Une journée politique décisive s'offre ce 8 septembre au premier ministre de France, François Bayrou.
« Il est assis sur une chaise éjectable. Tout peut basculer en quelques voix.», telle est le sentiment qui anime plus d'un observateur averti de la vie publique française.
Ce jour donc, le locataire de Matignon se retrouve au centre de toutes les attentions ce lundi 8 septembre. Il devra affronter un vote crucial à l’Assemblée nationale, présenté par plusieurs observateurs avisés comme un véritable “test de survie” pour son gouvernement.

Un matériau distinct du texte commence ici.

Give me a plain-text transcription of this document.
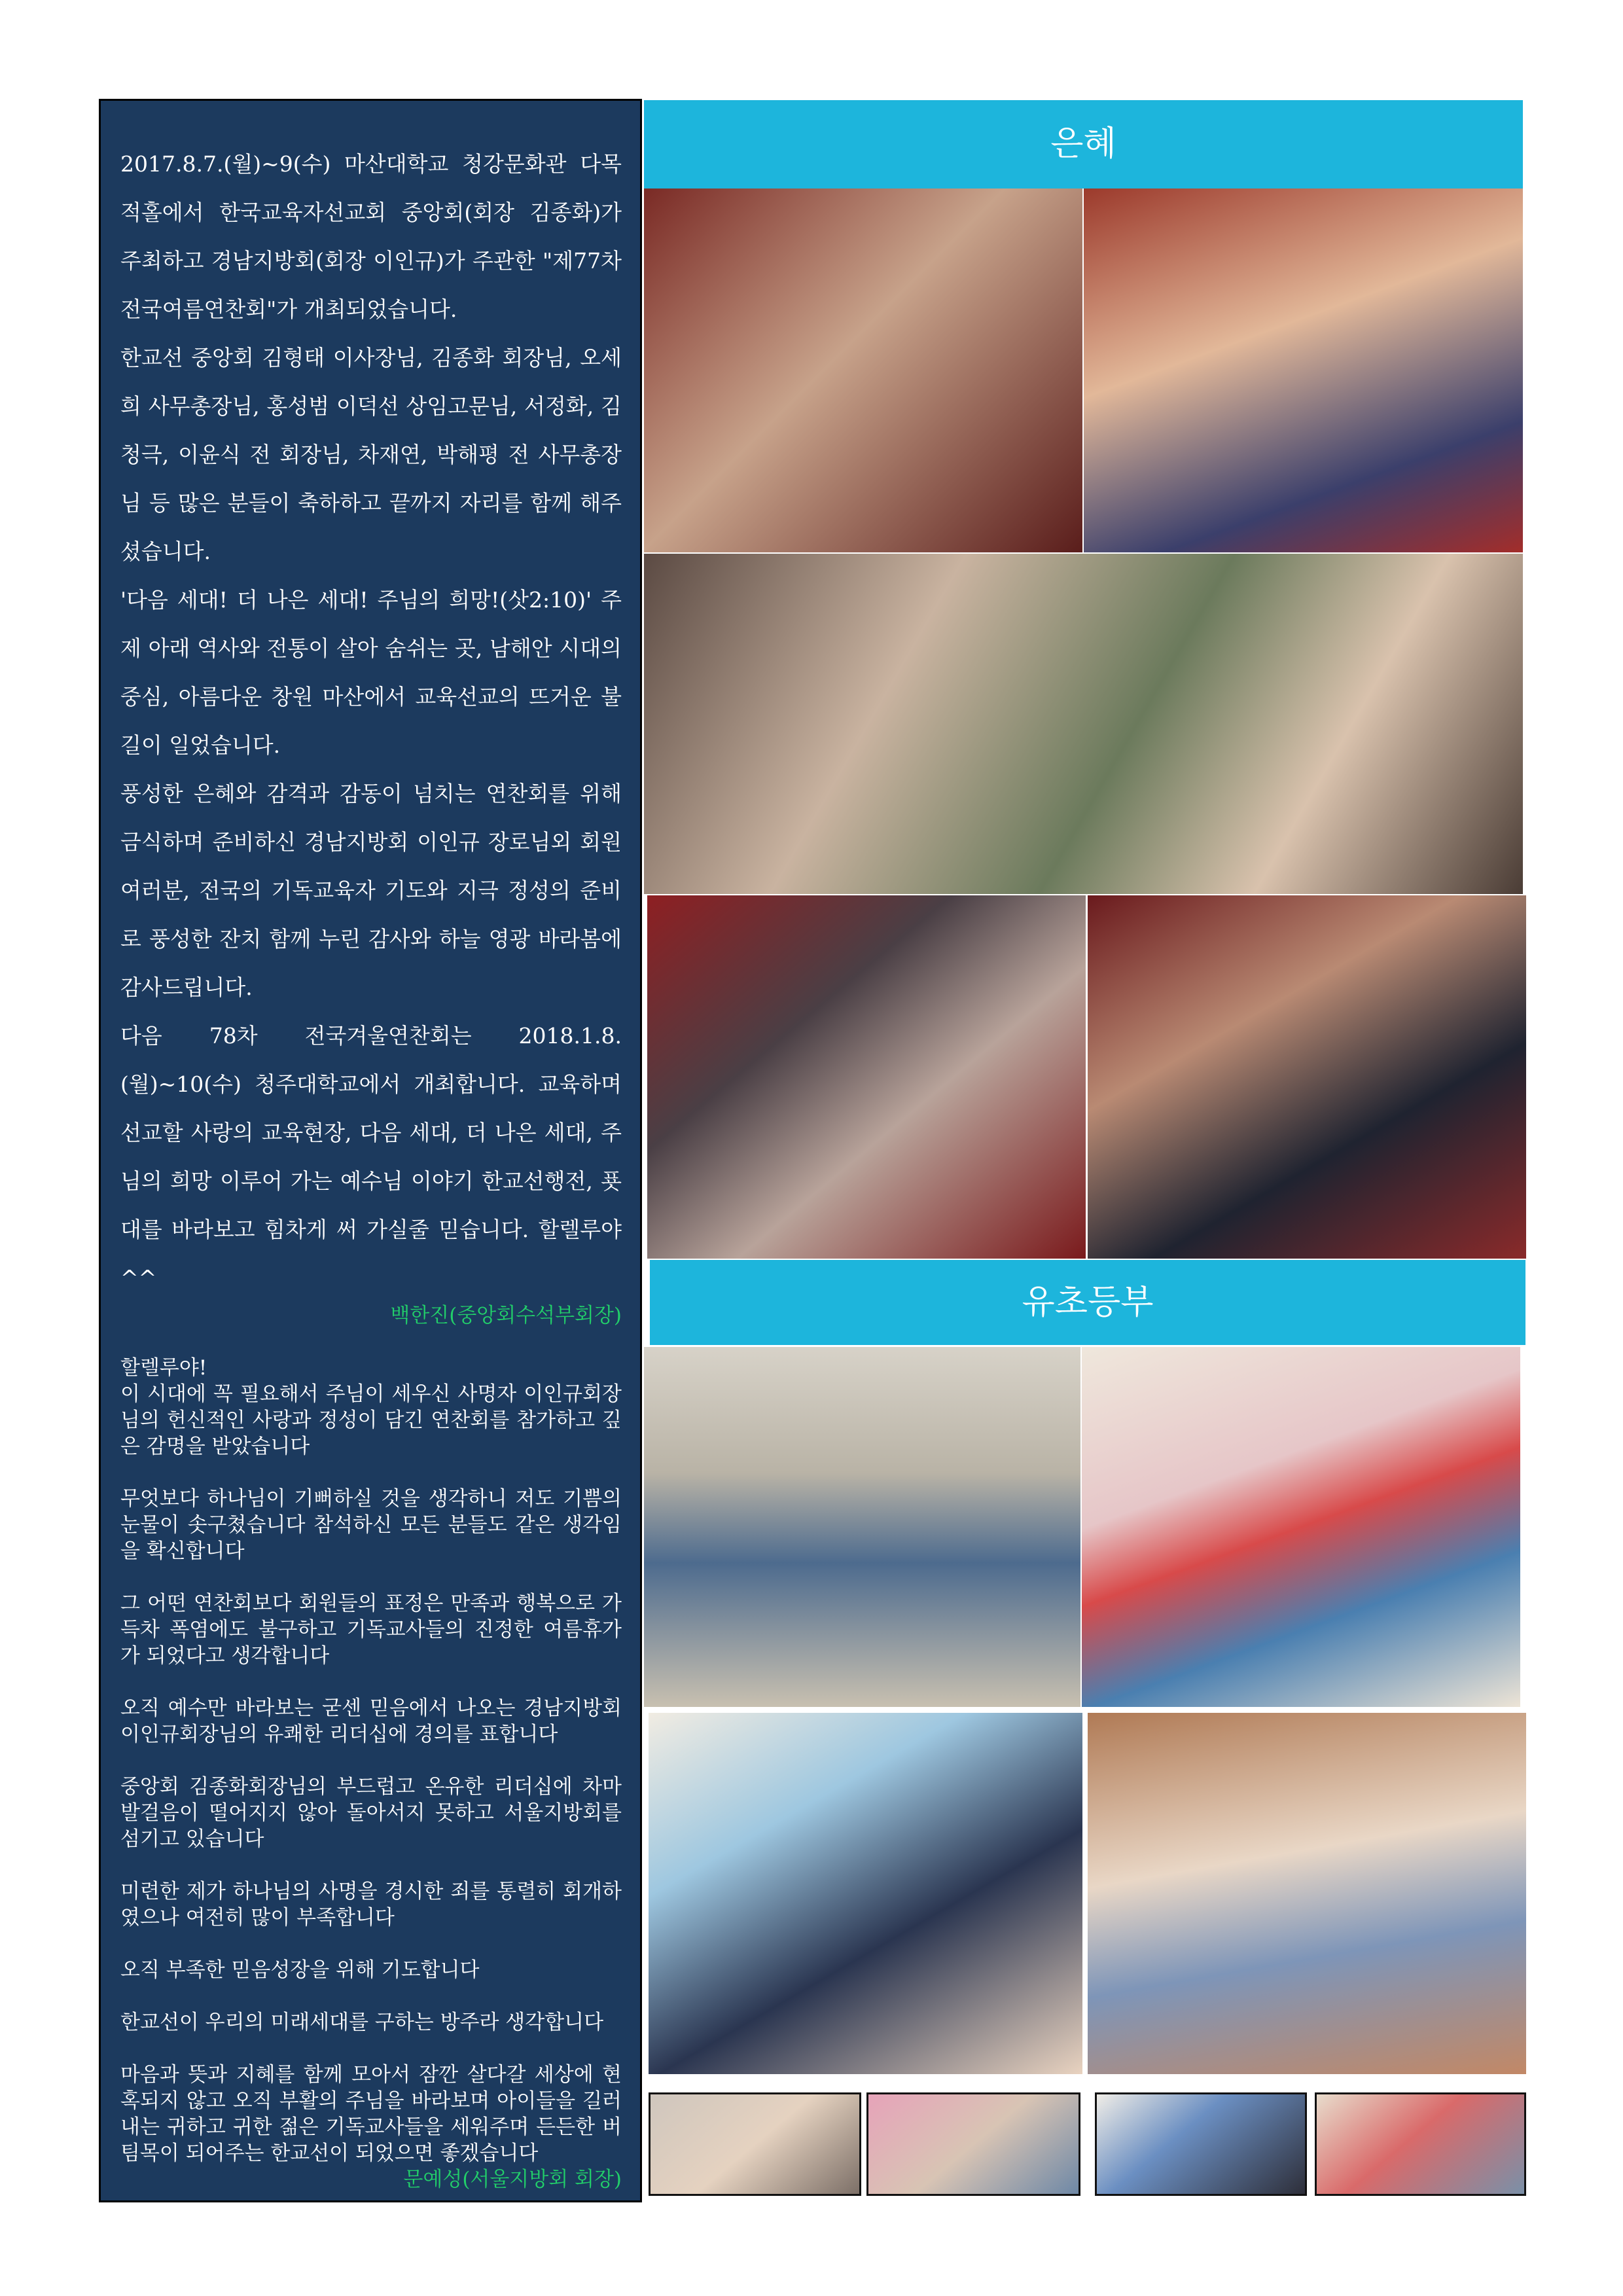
2017.8.7.(월)~9(수) 마산대학교 청강문화관 다목적홀에서 한국교육자선교회 중앙회(회장 김종화)가 주최하고 경남지방회(회장 이인규)가 주관한 "제77차 전국여름연찬회"가 개최되었습니다.

한교선 중앙회 김형태 이사장님, 김종화 회장님, 오세희 사무총장님, 홍성범 이덕선 상임고문님, 서정화, 김청극, 이윤식 전 회장님, 차재연, 박해평 전 사무총장님 등 많은 분들이 축하하고 끝까지 자리를 함께 해주셨습니다.

'다음 세대! 더 나은 세대! 주님의 희망!(삿2:10)' 주제 아래 역사와 전통이 살아 숨쉬는 곳, 남해안 시대의 중심, 아름다운 창원 마산에서 교육선교의 뜨거운 불길이 일었습니다.

풍성한 은혜와 감격과 감동이 넘치는 연찬회를 위해 금식하며 준비하신 경남지방회 이인규 장로님외 회원 여러분, 전국의 기독교육자 기도와 지극 정성의 준비로 풍성한 잔치 함께 누린 감사와 하늘 영광 바라봄에 감사드립니다.

다음 78차 전국겨울연찬회는 2018.1.8.(월)~10(수) 청주대학교에서 개최합니다. 교육하며 선교할 사랑의 교육현장, 다음 세대, 더 나은 세대, 주님의 희망 이루어 가는 예수님 이야기 한교선행전, 푯대를 바라보고 힘차게 써 가실줄 믿습니다. 할렐루야^^

백한진(중앙회수석부회장)

할렐루야!
이 시대에 꼭 필요해서 주님이 세우신 사명자 이인규회장님의 헌신적인 사랑과 정성이 담긴 연찬회를 참가하고 깊은 감명을 받았습니다

무엇보다 하나님이 기뻐하실 것을 생각하니 저도 기쁨의 눈물이 솟구쳤습니다 참석하신 모든 분들도 같은 생각임을 확신합니다

그 어떤 연찬회보다 회원들의 표정은 만족과 행복으로 가득차 폭염에도 불구하고 기독교사들의 진정한 여름휴가가 되었다고 생각합니다

오직 예수만 바라보는 굳센 믿음에서 나오는 경남지방회 이인규회장님의 유쾌한 리더십에 경의를 표합니다

중앙회 김종화회장님의 부드럽고 온유한 리더십에 차마 발걸음이 떨어지지 않아 돌아서지 못하고 서울지방회를 섬기고 있습니다

미련한 제가 하나님의 사명을 경시한 죄를 통렬히 회개하였으나 여전히 많이 부족합니다

오직 부족한 믿음성장을 위해 기도합니다

한교선이 우리의 미래세대를 구하는 방주라 생각합니다

마음과 뜻과 지혜를 함께 모아서 잠깐 살다갈 세상에 현혹되지 않고 오직 부활의 주님을 바라보며 아이들을 길러내는 귀하고 귀한 젊은 기독교사들을 세워주며 든든한 버팀목이 되어주는 한교선이 되었으면 좋겠습니다

문예성(서울지방회 회장)

은혜
유초등부
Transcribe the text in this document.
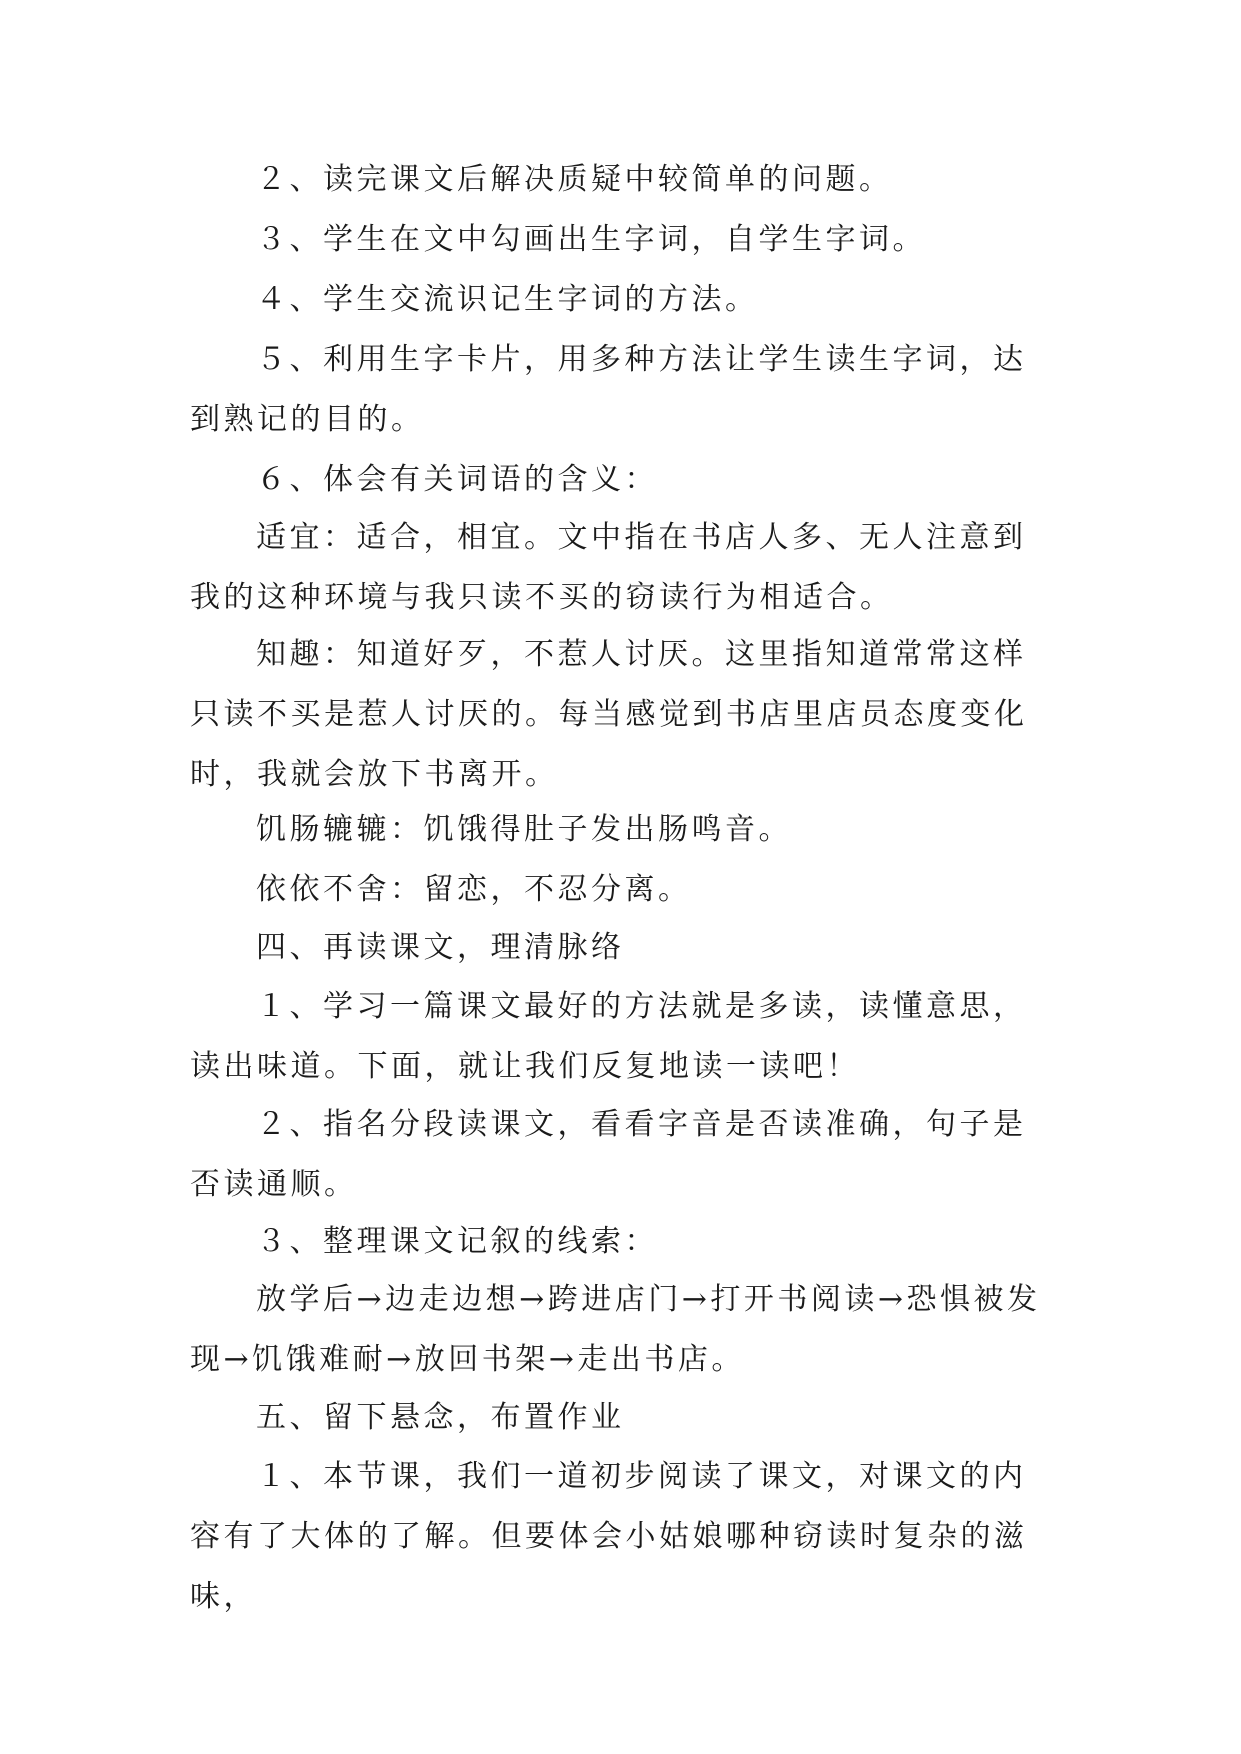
２、读完课文后解决质疑中较简单的问题。

３、学生在文中勾画出生字词，自学生字词。

４、学生交流识记生字词的方法。

５、利用生字卡片，用多种方法让学生读生字词，达到熟记的目的。

６、体会有关词语的含义：

适宜：适合，相宜。文中指在书店人多、无人注意到我的这种环境与我只读不买的窃读行为相适合。

知趣：知道好歹，不惹人讨厌。这里指知道常常这样只读不买是惹人讨厌的。每当感觉到书店里店员态度变化时，我就会放下书离开。

饥肠辘辘：饥饿得肚子发出肠鸣音。

依依不舍：留恋，不忍分离。

四、再读课文，理清脉络

１、学习一篇课文最好的方法就是多读，读懂意思，读出味道。下面，就让我们反复地读一读吧！

２、指名分段读课文，看看字音是否读准确，句子是否读通顺。

３、整理课文记叙的线索：

放学后→边走边想→跨进店门→打开书阅读→恐惧被发现→饥饿难耐→放回书架→走出书店。

五、留下悬念，布置作业

１、本节课，我们一道初步阅读了课文，对课文的内容有了大体的了解。但要体会小姑娘哪种窃读时复杂的滋味，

Depuis sa nomination à Matignon, François Bayrou a tenté de jouer la carte du compromis, multipliant les appels au rassemblement autour des grands dossiers économiques et sociaux. Mais la fronde de certains députés, y compris dans les rangs de la majorité présidentielle, fragilise sa position.
Plusieurs voix critiquent sa gestion jugée hésitante face à la crise du pouvoir d’achat et aux tensions sociales persistantes.
JOUR J POUR SAUVER OU NON SON EXÉCUTIF...
L’opposition, quant à elle, n’a cessé de durcir le ton, accusant le premier ministre de manquer de cap et d’autorité.
Le vote de confiance sera débattu ce jour donc. S'il ne recueille pas suffisamment de suffrages, François Bayrou pourrait être contraint de présenter sa démission au président de la République, Emmanuel Macron.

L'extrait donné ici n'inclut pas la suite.